Solution: Every event carries a task_id. On replay, skip any event whose task_id doesn’t match the current task. Simple filter, prevents a whole class of confusing UI bugs.
Duplicate events during reconnection
The overlap between replay (reading the log) and live (subscribing to pub/sub) can produce duplicates. An event published at the switchover moment might appear in both sources.
Solution: The frontend keeps a Set<string> of seen event IDs. Before rendering, check the set. If seen, skip. O(1) lookup, scoped to the connection — no memory leak.
The agent never finishes
Agent hangs mid-execution — the LLM API timed out, a tool call is stuck, a dependency is unreachable. The user stares at a loading state that will never resolve.
Solution: A background reaper checks for tasks that haven’t sent an event in N minutes. It marks them failed, emits an error event to the stream, and cleans up. The user sees an explicit error instead of infinite loading.
When to delete the stream
The durable log served its purpose. But it’s still in memory. Leave it and reconnecting clients replay completed events. Delete too early and slow clients miss the tail end of the response.
Solution: Delete after task completion. Set a short-lived marker key so late writes know the stream was intentionally cleaned. Your database is the source of truth — the stream is ephemeral transport, not storage.
These five problems show up in every streaming system eventually. The fixes are straightforward once you know to look for them.

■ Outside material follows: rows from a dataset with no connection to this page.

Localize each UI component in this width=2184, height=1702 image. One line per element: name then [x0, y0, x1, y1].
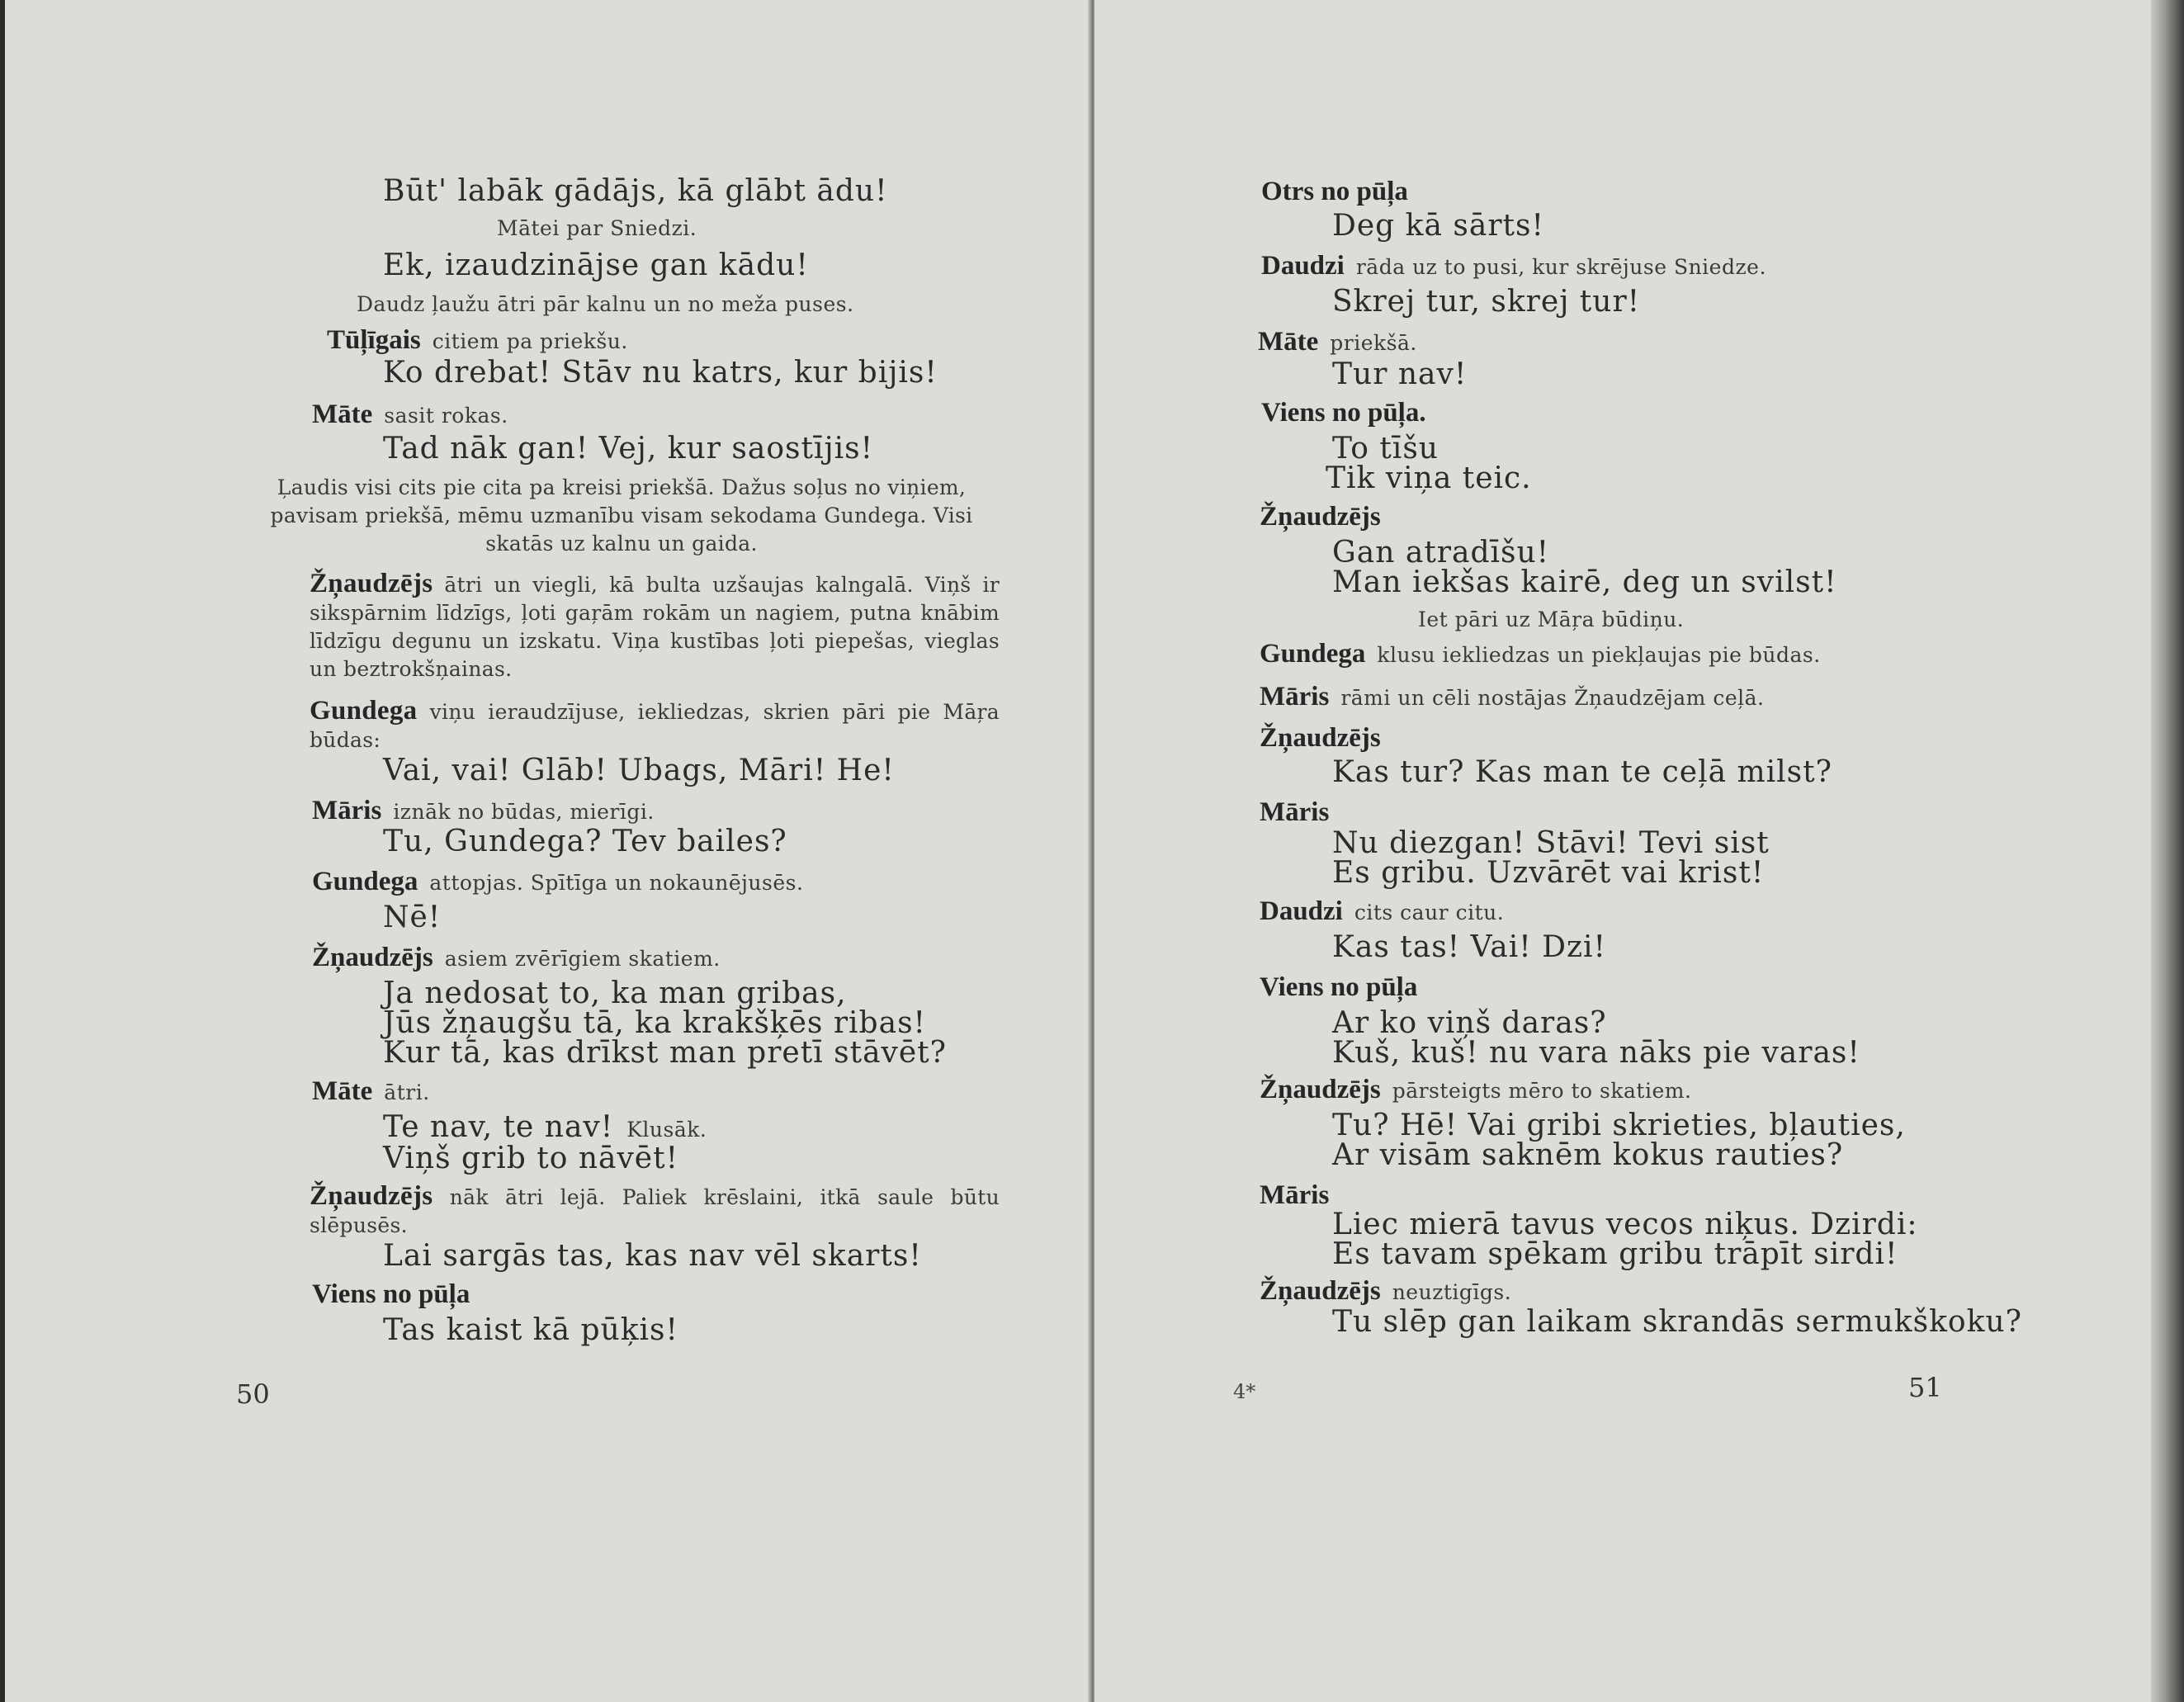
- speaker-line: [1260, 1278, 1511, 1305]
- verse-line: Ar visām saknēm kokus rauties?: [1332, 1138, 1844, 1172]
- speaker-name: Māte: [312, 399, 373, 429]
- speaker-name: Gundega: [1260, 639, 1366, 669]
- stage-note: ātri.: [384, 1080, 430, 1104]
- speaker-name: Māte: [1258, 327, 1319, 357]
- verse-line: Ek, izaudzinājse gan kādu!: [383, 248, 809, 282]
- verse-line: Viņš grib to nāvēt!: [383, 1142, 679, 1175]
- stage-note: iznāk no būdas, mierīgi.: [393, 800, 655, 824]
- stage-note: rāmi un cēli nostājas Žņaudzējam ceļā.: [1340, 686, 1765, 710]
- speaker-name: Gundega: [310, 696, 418, 726]
- verse-line: Jūs žņaugšu tā, ka krakšķēs ribas!: [383, 1006, 927, 1040]
- speaker-name: Māris: [1260, 1180, 1330, 1210]
- speaker-name: Žņaudzējs: [1260, 502, 1381, 532]
- stage-note: cits caur citu.: [1354, 901, 1505, 924]
- speaker-name: Gundega: [312, 867, 418, 896]
- stage-direction: Iet pāri uz Māŗa būdiņu.: [1418, 608, 1685, 631]
- page-number: 50: [236, 1378, 270, 1410]
- page-number: 51: [1908, 1372, 1942, 1403]
- speaker-line: [1260, 974, 1417, 1001]
- speaker-line: [312, 944, 721, 972]
- stage-note: pārsteigts mēro to skatiem.: [1392, 1079, 1692, 1103]
- verse-line: Es tavam spēkam gribu trāpīt sirdi!: [1332, 1237, 1898, 1271]
- stage-text: nāk ātri lejā. Paliek krēslaini, itkā saule būtu slēpusēs.: [310, 1185, 1000, 1237]
- verse-line: Kas tur? Kas man te ceļā milst?: [1332, 755, 1832, 789]
- stage-note: citiem pa priekšu.: [432, 329, 628, 353]
- verse-line: Vai, vai! Glāb! Ubags, Māri! He!: [383, 754, 895, 787]
- speaker-name: Daudzi: [1260, 896, 1343, 926]
- stage-note: attopjas. Spītīga un nokaunējusēs.: [429, 871, 804, 895]
- stage-text: ātri un viegli, kā bulta uzšaujas kalngalā. Viņš ir sikspārnim līdzīgs, ļoti gaŗām rokām un nagiem, putna knābim līdzīgu degunu un izskatu. Viņa kustības ļoti piepešas, vieglas un beztrokšņainas.: [310, 573, 1000, 681]
- speaker-name: Viens no pūļa: [1260, 972, 1418, 1002]
- verse-line: Man iekšas kairē, deg un svilst!: [1332, 565, 1837, 599]
- verse-line: Ar ko viņš daras?: [1332, 1006, 1607, 1040]
- speaker-paragraph: [310, 697, 1000, 754]
- verse-line: Ja nedosat to, ka man gribas,: [383, 976, 847, 1010]
- verse-line: Liec mierā tavus vecos niķus. Dzirdi:: [1332, 1208, 1918, 1241]
- verse-line: Kuš, kuš! nu vara nāks pie varas!: [1332, 1036, 1860, 1070]
- speaker-name: Žņaudzējs: [1260, 1276, 1381, 1306]
- verse-line: Būt' labāk gādājs, kā glābt ādu!: [383, 174, 888, 208]
- verse-line: Gan atradīšu!: [1332, 536, 1550, 570]
- speaker-name: Žņaudzējs: [312, 943, 433, 972]
- speaker-line: [1260, 504, 1381, 531]
- speaker-line: [1260, 898, 1504, 925]
- speaker-line: [1261, 399, 1426, 427]
- verse-line: Tad nāk gan! Vej, kur saostījis!: [383, 432, 874, 466]
- page-edge: [2151, 0, 2184, 1702]
- speaker-name: Māte: [312, 1076, 373, 1106]
- stage-note: priekšā.: [1330, 331, 1417, 355]
- speaker-name: Žņaudzējs: [310, 1181, 433, 1211]
- verse-line: Tik viņa teic.: [1326, 461, 1532, 495]
- verse-line: Tur nav!: [1332, 357, 1468, 391]
- speaker-line: [312, 1281, 470, 1308]
- verse-line: Tu slēp gan laikam skrandās sermukškoku?: [1332, 1305, 2022, 1339]
- speaker-paragraph: [310, 1182, 1000, 1240]
- stage-paragraph: Ļaudis visi cits pie cita pa kreisi priekšā. Dažus soļus no viņiem, pavisam priekšā, mēmu uzmanību visam sekodama Gundega. Visi skatās uz kalnu un gaida.: [270, 475, 973, 556]
- speaker-line: [1260, 1076, 1691, 1104]
- signature-mark: 4*: [1233, 1380, 1256, 1403]
- verse-line: Deg kā sārts!: [1332, 209, 1544, 243]
- speaker-line: [1260, 799, 1329, 826]
- speaker-name: Viens no pūļa: [312, 1279, 470, 1309]
- verse-line: Nē!: [383, 901, 442, 934]
- speaker-name: Māris: [1260, 797, 1330, 827]
- speaker-line: [1260, 1182, 1329, 1209]
- speaker-name: Tūļīgais: [327, 325, 421, 355]
- speaker-name: Žņaudzējs: [1260, 1075, 1381, 1104]
- verse-line: To tīšu: [1332, 432, 1439, 466]
- verse-line: Kur tā, kas drīkst man pretī stāvēt?: [383, 1036, 947, 1070]
- speaker-line: [312, 797, 655, 825]
- stage-note: sasit rokas.: [384, 404, 508, 428]
- speaker-name: Māris: [1260, 682, 1330, 712]
- speaker-name: Žņaudzējs: [310, 569, 433, 598]
- speaker-name: Daudzi: [1261, 251, 1345, 281]
- speaker-name: Otrs no pūļa: [1261, 177, 1408, 206]
- speaker-line: [1260, 725, 1381, 752]
- speaker-paragraph: [310, 570, 1000, 683]
- speaker-line: [1258, 329, 1417, 356]
- stage-text: viņu ieraudzījuse, iekliedzas, skrien pāri pie Māŗa būdas:: [310, 700, 1000, 752]
- verse-line: Kas tas! Vai! Dzi!: [1332, 930, 1606, 964]
- speaker-line: [312, 401, 508, 428]
- stage-note: asiem zvērīgiem skatiem.: [444, 947, 721, 971]
- stage-direction: Mātei par Sniedzi.: [497, 216, 697, 240]
- stage-direction: Daudz ļaužu ātri pār kalnu un no meža puses.: [357, 292, 854, 316]
- speaker-line: [1261, 253, 1766, 280]
- speaker-name: Žņaudzējs: [1260, 723, 1381, 753]
- stage-note: rāda uz to pusi, kur skrējuse Sniedze.: [1355, 255, 1766, 279]
- speaker-line: [1260, 683, 1764, 711]
- verse-line: [383, 1110, 707, 1144]
- stage-note: neuztigīgs.: [1392, 1280, 1512, 1304]
- speaker-line: [1260, 641, 1821, 668]
- speaker-line: [327, 327, 628, 354]
- speaker-name: Māris: [312, 796, 382, 825]
- verse-line: Tu, Gundega? Tev bailes?: [383, 825, 787, 858]
- verse-line: Tas kaist kā pūķis!: [383, 1313, 678, 1347]
- speaker-line: [312, 1078, 430, 1105]
- speaker-line: [1261, 178, 1408, 206]
- verse-line: Ko drebat! Stāv nu katrs, kur bijis!: [383, 356, 938, 390]
- stage-note: klusu iekliedzas un piekļaujas pie būdas.: [1377, 643, 1821, 667]
- speaker-name: Viens no pūļa.: [1261, 398, 1426, 428]
- stage-note: Klusāk.: [626, 1118, 707, 1142]
- verse-line: Nu diezgan! Stāvi! Tevi sist: [1332, 826, 1770, 860]
- verse-line: Lai sargās tas, kas nav vēl skarts!: [383, 1239, 922, 1273]
- speaker-line: [312, 868, 803, 896]
- verse-line: Es gribu. Uzvārēt vai krist!: [1332, 856, 1765, 890]
- verse-line: Tu? Hē! Vai gribi skrieties, bļauties,: [1332, 1109, 1906, 1142]
- verse-text: Te nav, te nav!: [383, 1110, 614, 1144]
- verse-line: Skrej tur, skrej tur!: [1332, 285, 1641, 319]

We’ve covered a lot of ground: the events, the patterns, the infrastructure, the wire, the failure modes. But the reason any of this matters is bigger than any single piece.
The deeper shift
Without streaming, an agent is a black box. With it, the agent becomes a transparent collaborator: reasoning you can observe, intermediate states you can act on, mistakes you can catch before they reach the user.
The stream becomes an integration surface for your entire application. Start simple. Ship it. Then build the interesting stuff on top.